The average carbon dioxide emissions in the global ocean transportation sector declined nearly 6 percent in 2011 compared to the previous year, according to a study performed by Business for Social Responsibility’s Clean Cargo Working Group.
Improvements in carrier fleet efficiency and data quality contributed to the reduction in carbon emissions in the ocean shipping industry, according to the Clean Cargo study.
“The priority now is to scale up shipper use of this data and support efforts to standardize emissions calculations across the entire logistics chain,” said Angie Farraq, clean cargo project manager for the organization’s transportation and logistics practice.
Gorm Kjaerboll, ocean operations manager at Electrolux, noted that the data allows Electrolux to track the actual carbon dioxide emissions of the carriers the company ships with. “As a shipper, we need good quality data to set and deliver on our own carbon footprint targets,” Kjaerboll said.
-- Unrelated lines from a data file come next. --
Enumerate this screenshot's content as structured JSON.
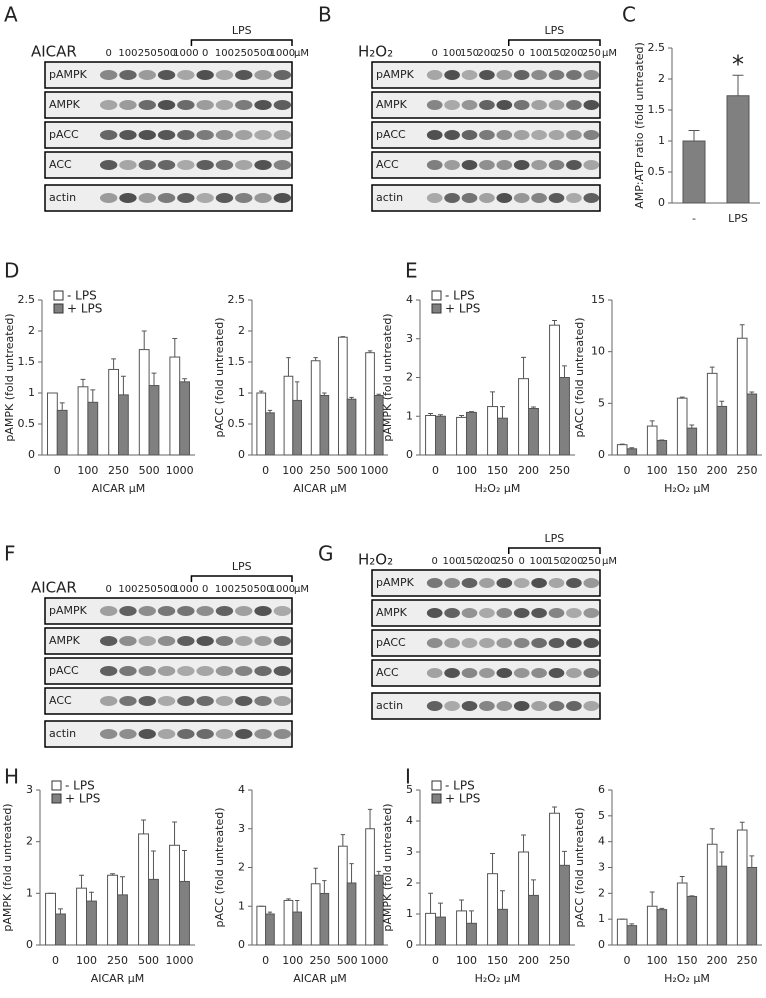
{
  "panel_labels": [
    "A",
    "B",
    "C",
    "D",
    "E",
    "F",
    "G",
    "H",
    "I"
  ],
  "blots": [
    {
      "treatment": "AICAR",
      "unit": "μM",
      "group": "LPS",
      "lanes": [
        "0",
        "100",
        "250",
        "500",
        "1000",
        "0",
        "100",
        "250",
        "500",
        "1000"
      ],
      "proteins": [
        "pAMPK",
        "AMPK",
        "pACC",
        "ACC",
        "actin"
      ]
    },
    {
      "treatment": "H₂O₂",
      "unit": "μM",
      "group": "LPS",
      "lanes": [
        "0",
        "100",
        "150",
        "200",
        "250",
        "0",
        "100",
        "150",
        "200",
        "250"
      ],
      "proteins": [
        "pAMPK",
        "AMPK",
        "pACC",
        "ACC",
        "actin"
      ]
    },
    {
      "treatment": "AICAR",
      "unit": "μM",
      "group": "LPS",
      "lanes": [
        "0",
        "100",
        "250",
        "500",
        "1000",
        "0",
        "100",
        "250",
        "500",
        "1000"
      ],
      "proteins": [
        "pAMPK",
        "AMPK",
        "pACC",
        "ACC",
        "actin"
      ]
    },
    {
      "treatment": "H₂O₂",
      "unit": "μM",
      "group": "LPS",
      "lanes": [
        "0",
        "100",
        "150",
        "200",
        "250",
        "0",
        "100",
        "150",
        "200",
        "250"
      ],
      "proteins": [
        "pAMPK",
        "AMPK",
        "pACC",
        "ACC",
        "actin"
      ]
    }
  ],
  "chart_data": [
    {
      "type": "bar",
      "y_label": "AMP:ATP ratio (fold untreated)",
      "categories": [
        "-",
        "LPS"
      ],
      "annotation": "*",
      "series": [
        {
          "color": "#808080",
          "values": [
            1.0,
            1.73
          ],
          "errors": [
            0.17,
            0.33
          ]
        }
      ],
      "ylim": [
        0,
        2.5
      ],
      "yticks": [
        0,
        0.5,
        1,
        1.5,
        2,
        2.5
      ]
    },
    {
      "type": "bar",
      "y_label": "pAMPK (fold untreated)",
      "x_label": "AICAR μM",
      "categories": [
        "0",
        "100",
        "250",
        "500",
        "1000"
      ],
      "series": [
        {
          "name": "- LPS",
          "color": "#ffffff",
          "values": [
            1.0,
            1.1,
            1.38,
            1.7,
            1.58
          ],
          "errors": [
            0,
            0.12,
            0.17,
            0.3,
            0.3
          ]
        },
        {
          "name": "+ LPS",
          "color": "#808080",
          "values": [
            0.72,
            0.85,
            0.97,
            1.12,
            1.18
          ],
          "errors": [
            0.12,
            0.2,
            0.3,
            0.2,
            0.05
          ]
        }
      ],
      "ylim": [
        0,
        2.5
      ],
      "yticks": [
        0,
        0.5,
        1,
        1.5,
        2,
        2.5
      ]
    },
    {
      "type": "bar",
      "y_label": "pACC (fold untreated)",
      "x_label": "AICAR μM",
      "categories": [
        "0",
        "100",
        "250",
        "500",
        "1000"
      ],
      "series": [
        {
          "color": "#ffffff",
          "values": [
            1.0,
            1.27,
            1.52,
            1.9,
            1.65
          ],
          "errors": [
            0.03,
            0.3,
            0.05,
            0.01,
            0.03
          ]
        },
        {
          "color": "#808080",
          "values": [
            0.68,
            0.88,
            0.96,
            0.9,
            0.96
          ],
          "errors": [
            0.04,
            0.3,
            0.04,
            0.03,
            0.02
          ]
        }
      ],
      "ylim": [
        0,
        2.5
      ],
      "yticks": [
        0,
        0.5,
        1,
        1.5,
        2,
        2.5
      ]
    },
    {
      "type": "bar",
      "y_label": "pAMPK (fold untreated)",
      "x_label": "H₂O₂ μM",
      "categories": [
        "0",
        "100",
        "150",
        "200",
        "250"
      ],
      "series": [
        {
          "name": "- LPS",
          "color": "#ffffff",
          "values": [
            1.02,
            0.97,
            1.25,
            1.97,
            3.35
          ],
          "errors": [
            0.05,
            0.05,
            0.38,
            0.55,
            0.12
          ]
        },
        {
          "name": "+ LPS",
          "color": "#808080",
          "values": [
            1.0,
            1.1,
            0.95,
            1.2,
            2.0
          ],
          "errors": [
            0.04,
            0.02,
            0.3,
            0.04,
            0.3
          ]
        }
      ],
      "ylim": [
        0,
        4
      ],
      "yticks": [
        0,
        1,
        2,
        3,
        4
      ]
    },
    {
      "type": "bar",
      "y_label": "pACC (fold untreated)",
      "x_label": "H₂O₂ μM",
      "categories": [
        "0",
        "100",
        "150",
        "200",
        "250"
      ],
      "series": [
        {
          "color": "#ffffff",
          "values": [
            1.0,
            2.8,
            5.5,
            7.9,
            11.3
          ],
          "errors": [
            0.05,
            0.5,
            0.1,
            0.6,
            1.3
          ]
        },
        {
          "color": "#808080",
          "values": [
            0.6,
            1.4,
            2.6,
            4.7,
            5.9
          ],
          "errors": [
            0.1,
            0.05,
            0.3,
            0.5,
            0.2
          ]
        }
      ],
      "ylim": [
        0,
        15
      ],
      "yticks": [
        0,
        5,
        10,
        15
      ]
    },
    {
      "type": "bar",
      "y_label": "pAMPK (fold untreated)",
      "x_label": "AICAR μM",
      "categories": [
        "0",
        "100",
        "250",
        "500",
        "1000"
      ],
      "series": [
        {
          "name": "- LPS",
          "color": "#ffffff",
          "values": [
            1.0,
            1.1,
            1.35,
            2.15,
            1.93
          ],
          "errors": [
            0,
            0.25,
            0.03,
            0.27,
            0.45
          ]
        },
        {
          "name": "+ LPS",
          "color": "#808080",
          "values": [
            0.6,
            0.85,
            0.97,
            1.27,
            1.23
          ],
          "errors": [
            0.1,
            0.17,
            0.35,
            0.55,
            0.6
          ]
        }
      ],
      "ylim": [
        0,
        3
      ],
      "yticks": [
        0,
        1,
        2,
        3
      ]
    },
    {
      "type": "bar",
      "y_label": "pACC (fold untreated)",
      "x_label": "AICAR μM",
      "categories": [
        "0",
        "100",
        "250",
        "500",
        "1000"
      ],
      "series": [
        {
          "color": "#ffffff",
          "values": [
            1.0,
            1.15,
            1.58,
            2.55,
            3.0
          ],
          "errors": [
            0,
            0.04,
            0.4,
            0.3,
            0.5
          ]
        },
        {
          "color": "#808080",
          "values": [
            0.8,
            0.85,
            1.33,
            1.6,
            1.8
          ],
          "errors": [
            0.05,
            0.3,
            0.33,
            0.5,
            0.1
          ]
        }
      ],
      "ylim": [
        0,
        4
      ],
      "yticks": [
        0,
        1,
        2,
        3,
        4
      ]
    },
    {
      "type": "bar",
      "y_label": "pAMPK (fold untreated)",
      "x_label": "H₂O₂ μM",
      "categories": [
        "0",
        "100",
        "150",
        "200",
        "250"
      ],
      "series": [
        {
          "name": "- LPS",
          "color": "#ffffff",
          "values": [
            1.02,
            1.1,
            2.3,
            3.0,
            4.25
          ],
          "errors": [
            0.65,
            0.35,
            0.65,
            0.55,
            0.2
          ]
        },
        {
          "name": "+ LPS",
          "color": "#808080",
          "values": [
            0.9,
            0.7,
            1.15,
            1.6,
            2.57
          ],
          "errors": [
            0.45,
            0.4,
            0.6,
            0.5,
            0.45
          ]
        }
      ],
      "ylim": [
        0,
        5
      ],
      "yticks": [
        0,
        1,
        2,
        3,
        4,
        5
      ]
    },
    {
      "type": "bar",
      "y_label": "pACC (fold untreated)",
      "x_label": "H₂O₂ μM",
      "categories": [
        "0",
        "100",
        "150",
        "200",
        "250"
      ],
      "series": [
        {
          "color": "#ffffff",
          "values": [
            1.0,
            1.5,
            2.4,
            3.9,
            4.45
          ],
          "errors": [
            0,
            0.55,
            0.25,
            0.6,
            0.3
          ]
        },
        {
          "color": "#808080",
          "values": [
            0.75,
            1.37,
            1.88,
            3.05,
            3.0
          ],
          "errors": [
            0.07,
            0.05,
            0.02,
            0.55,
            0.45
          ]
        }
      ],
      "ylim": [
        0,
        6
      ],
      "yticks": [
        0,
        1,
        2,
        3,
        4,
        5,
        6
      ]
    }
  ]
}
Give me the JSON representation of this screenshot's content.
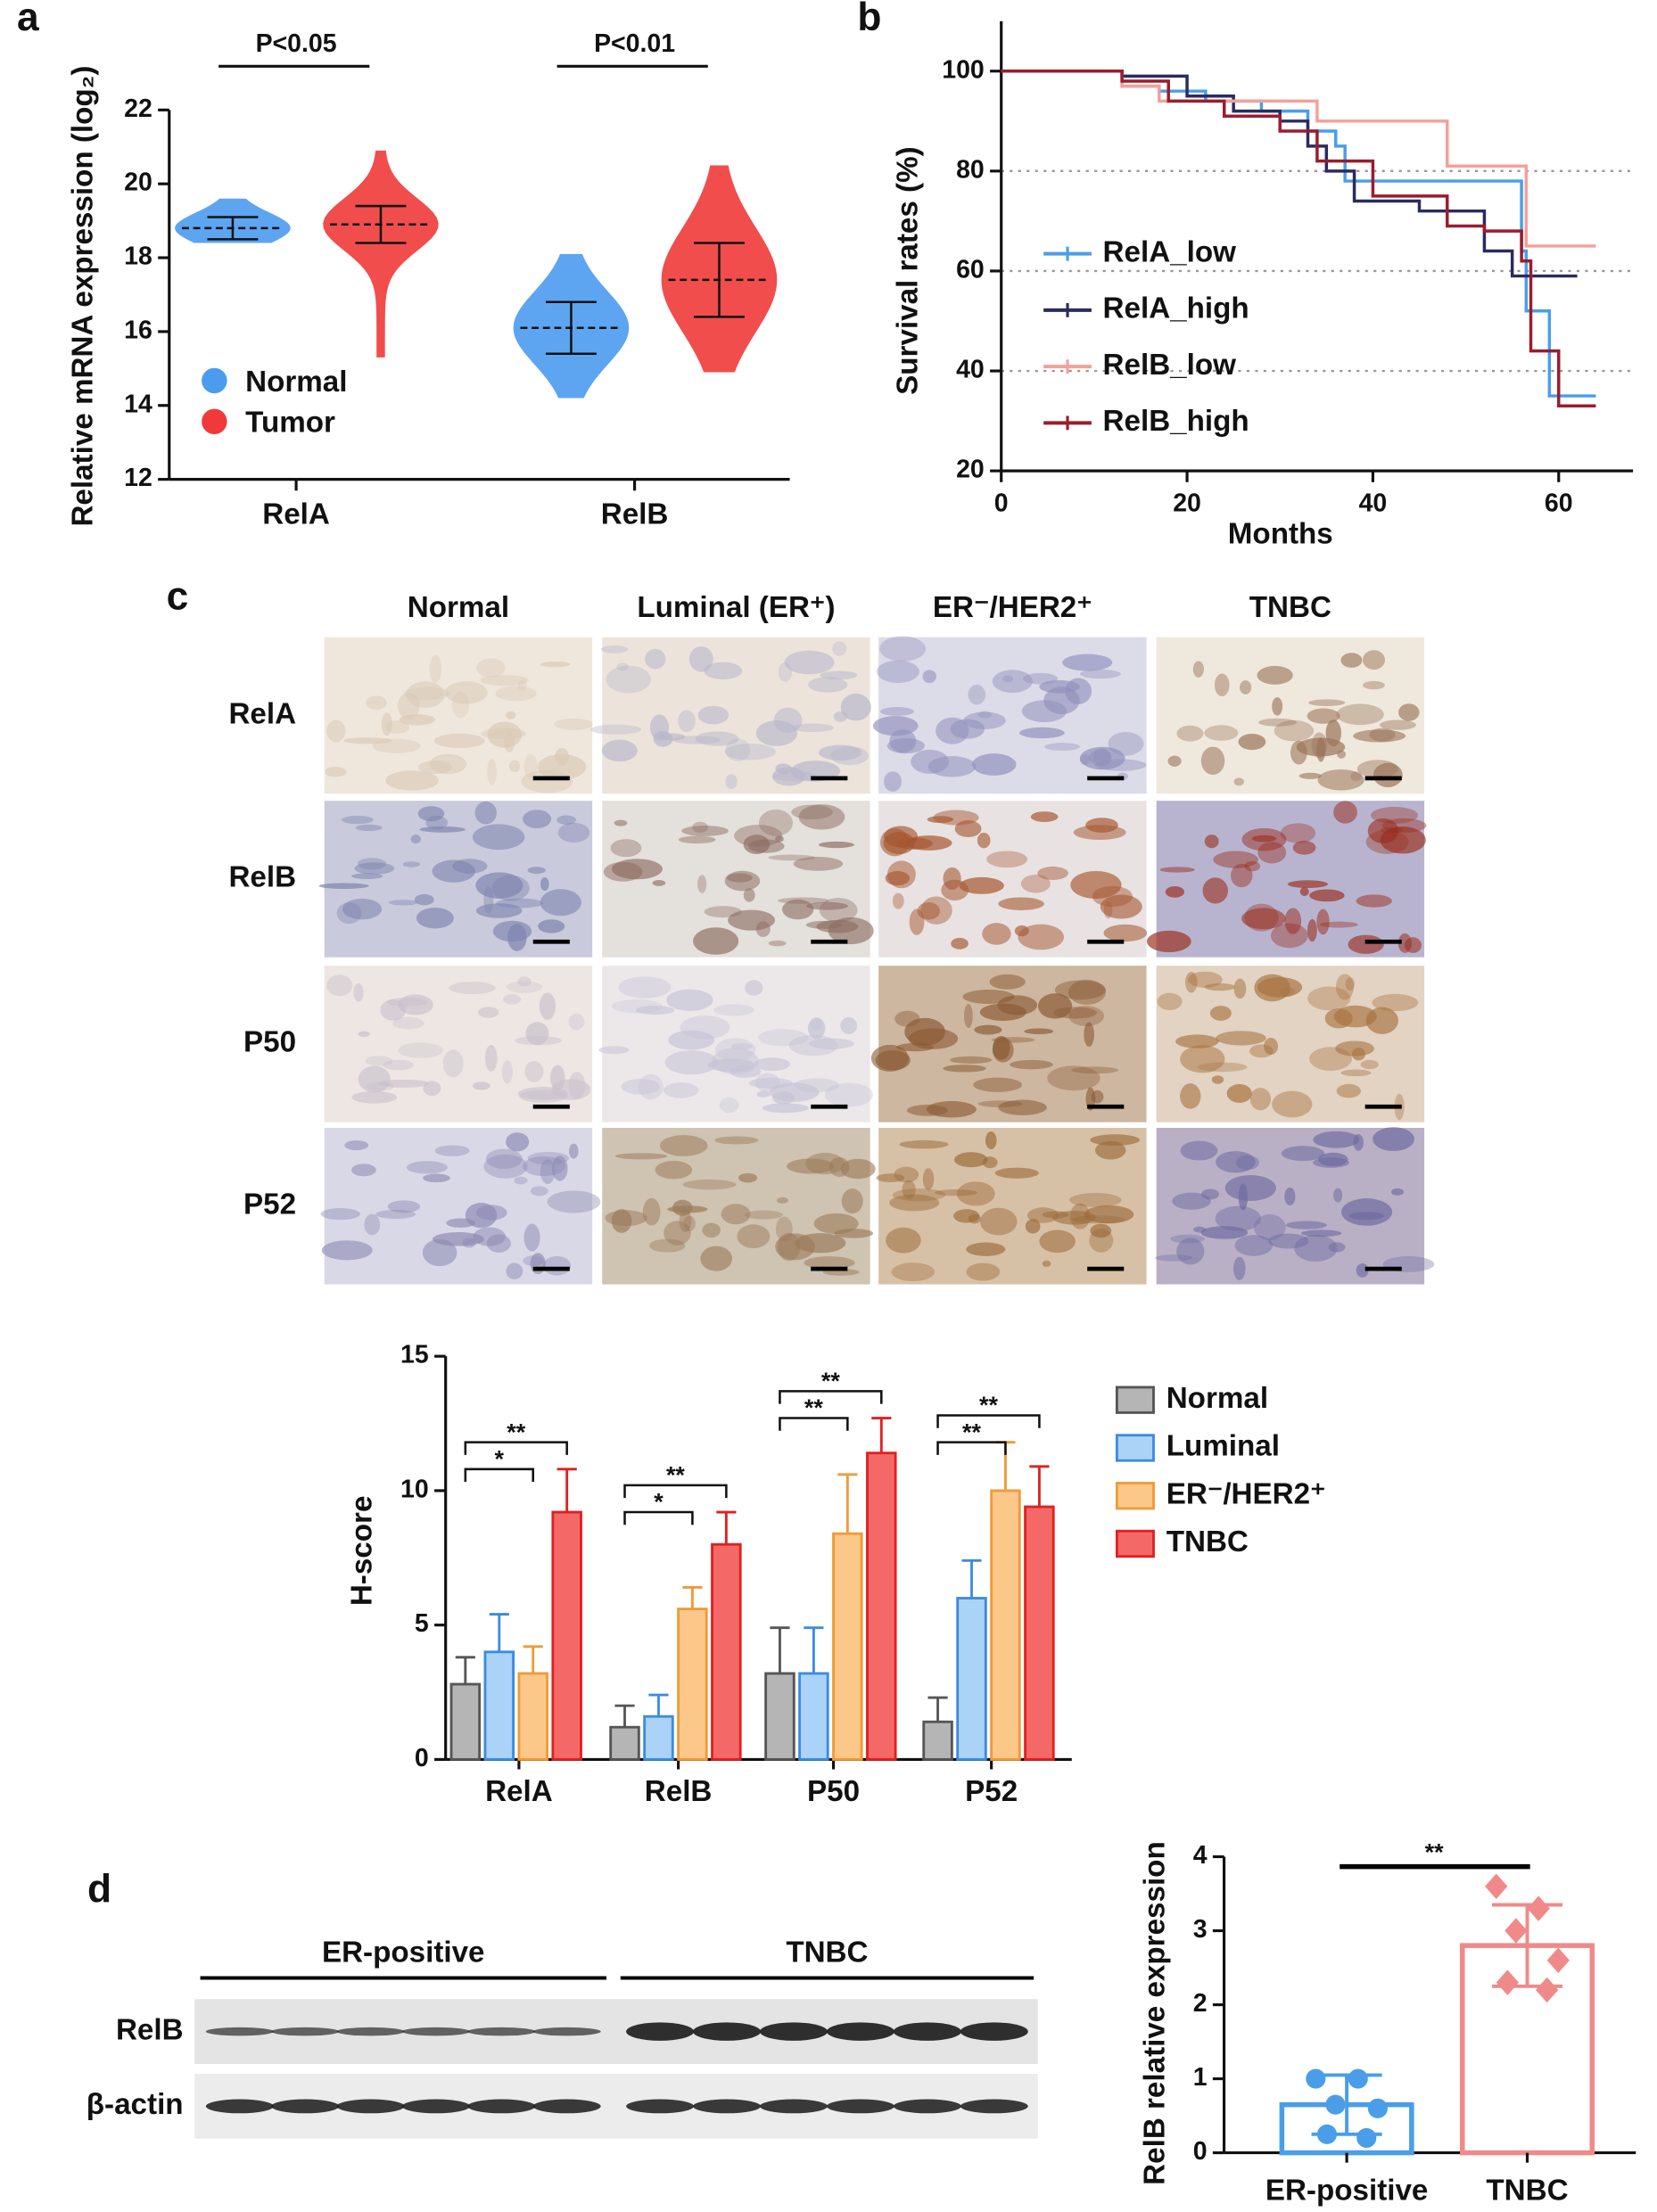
{
  "panel_labels": [
    "a",
    "b",
    "c",
    "d"
  ],
  "chart_data": [
    {
      "type": "dotplot",
      "ylabel": "Relative mRNA expression (log₂)",
      "categories": [
        "RelA",
        "RelB"
      ],
      "series": [
        {
          "name": "Normal",
          "color": "#4b9bef",
          "values": [
            18.8,
            16.1
          ],
          "errors": [
            0.3,
            0.7
          ],
          "min": [
            18.4,
            14.2
          ],
          "max": [
            19.6,
            18.1
          ]
        },
        {
          "name": "Tumor",
          "color": "#f03a3a",
          "values": [
            18.9,
            17.4
          ],
          "errors": [
            0.5,
            1.0
          ],
          "min": [
            15.3,
            14.9
          ],
          "max": [
            20.9,
            20.5
          ]
        }
      ],
      "annotations": [
        "P<0.05",
        "P<0.01"
      ],
      "ylim": [
        12,
        22
      ],
      "yticks": [
        12,
        14,
        16,
        18,
        20,
        22
      ]
    },
    {
      "type": "survival",
      "xlabel": "Months",
      "ylabel": "Survival rates (%)",
      "xlim": [
        0,
        68
      ],
      "ylim": [
        20,
        110
      ],
      "xticks": [
        0,
        20,
        40,
        60
      ],
      "yticks": [
        20,
        40,
        60,
        80,
        100
      ],
      "grid": true,
      "series": [
        {
          "name": "RelA_low",
          "color": "#4a9ee8",
          "x": [
            0,
            13,
            17,
            22,
            28,
            33,
            36,
            37,
            56,
            56.5,
            59,
            64
          ],
          "values": [
            100,
            97,
            96,
            94,
            92,
            88,
            85,
            78,
            64,
            52,
            35,
            35
          ]
        },
        {
          "name": "RelA_high",
          "color": "#2b2b5e",
          "x": [
            0,
            13,
            20,
            25,
            30,
            33,
            35,
            38,
            45,
            52,
            55,
            62
          ],
          "values": [
            100,
            99,
            95,
            92,
            90,
            85,
            80,
            74,
            72,
            64,
            59,
            59
          ]
        },
        {
          "name": "RelB_low",
          "color": "#f4a09a",
          "x": [
            0,
            13,
            17,
            34,
            48,
            56.5,
            64
          ],
          "values": [
            100,
            97,
            94,
            90,
            81,
            65,
            65
          ]
        },
        {
          "name": "RelB_high",
          "color": "#9b1c2e",
          "x": [
            0,
            13,
            18,
            24,
            30,
            34,
            40,
            48,
            52,
            56,
            57,
            60,
            64
          ],
          "values": [
            100,
            98,
            94,
            91,
            88,
            82,
            75,
            69,
            68,
            62,
            44,
            33,
            33
          ]
        }
      ]
    },
    {
      "type": "grouped_bar",
      "ylabel": "H-score",
      "categories": [
        "RelA",
        "RelB",
        "P50",
        "P52"
      ],
      "series": [
        {
          "name": "Normal",
          "color": "#b5b5b5",
          "edge": "#555555",
          "values": [
            2.8,
            1.2,
            3.2,
            1.4
          ],
          "errors": [
            1.0,
            0.8,
            1.7,
            0.9
          ]
        },
        {
          "name": "Luminal",
          "color": "#abd2f7",
          "edge": "#3c8be0",
          "values": [
            4.0,
            1.6,
            3.2,
            6.0
          ],
          "errors": [
            1.4,
            0.8,
            1.7,
            1.4
          ]
        },
        {
          "name": "ER⁻/HER2⁺",
          "color": "#fbc889",
          "edge": "#f19a38",
          "values": [
            3.2,
            5.6,
            8.4,
            10.0
          ],
          "errors": [
            1.0,
            0.8,
            2.2,
            1.8
          ]
        },
        {
          "name": "TNBC",
          "color": "#f56868",
          "edge": "#e02020",
          "values": [
            9.2,
            8.0,
            11.4,
            9.4
          ],
          "errors": [
            1.6,
            1.2,
            1.3,
            1.5
          ]
        }
      ],
      "annotations": [
        {
          "category": 0,
          "from": 0,
          "to": 2,
          "label": "*"
        },
        {
          "category": 0,
          "from": 0,
          "to": 3,
          "label": "**"
        },
        {
          "category": 1,
          "from": 0,
          "to": 2,
          "label": "*"
        },
        {
          "category": 1,
          "from": 0,
          "to": 3,
          "label": "**"
        },
        {
          "category": 2,
          "from": 0,
          "to": 2,
          "label": "**"
        },
        {
          "category": 2,
          "from": 0,
          "to": 3,
          "label": "**"
        },
        {
          "category": 3,
          "from": 0,
          "to": 2,
          "label": "**"
        },
        {
          "category": 3,
          "from": 0,
          "to": 3,
          "label": "**"
        }
      ],
      "ylim": [
        0,
        15
      ],
      "yticks": [
        0,
        5,
        10,
        15
      ]
    },
    {
      "type": "bar_dots",
      "ylabel": "RelB relative expression",
      "categories": [
        "ER-positive",
        "TNBC"
      ],
      "colors": [
        "#4a9ee8",
        "#f08a8a"
      ],
      "values": [
        0.65,
        2.8
      ],
      "errors": [
        0.4,
        0.55
      ],
      "points": [
        [
          1.0,
          1.0,
          0.65,
          0.6,
          0.25,
          0.2
        ],
        [
          3.6,
          3.3,
          3.0,
          2.6,
          2.3,
          2.2
        ]
      ],
      "annotation": "**",
      "ylim": [
        0,
        4
      ],
      "yticks": [
        0,
        1,
        2,
        3,
        4
      ]
    }
  ],
  "ihc": {
    "columns": [
      "Normal",
      "Luminal (ER⁺)",
      "ER⁻/HER2⁺",
      "TNBC"
    ],
    "rows": [
      "RelA",
      "RelB",
      "P50",
      "P52"
    ]
  },
  "blot": {
    "groups": [
      "ER-positive",
      "TNBC"
    ],
    "rows": [
      "RelB",
      "β-actin"
    ]
  }
}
The Clean Cargo Working Group, a carrier-shipper initiative dedicated to improving the environmental performance of marine container transport, is comprised of some 30 companies equally split between shippers and carriers.
The group has developed tools and methodologies to gather vessel-by-vessel environmental performance data on emissions, particularly carbon footprint data. This is the third year Clean Cargo has released its emissions data. The data covers about 2,000 vessels from 13 shipping lines that collectively represent more than 60 percent of the global container fleet.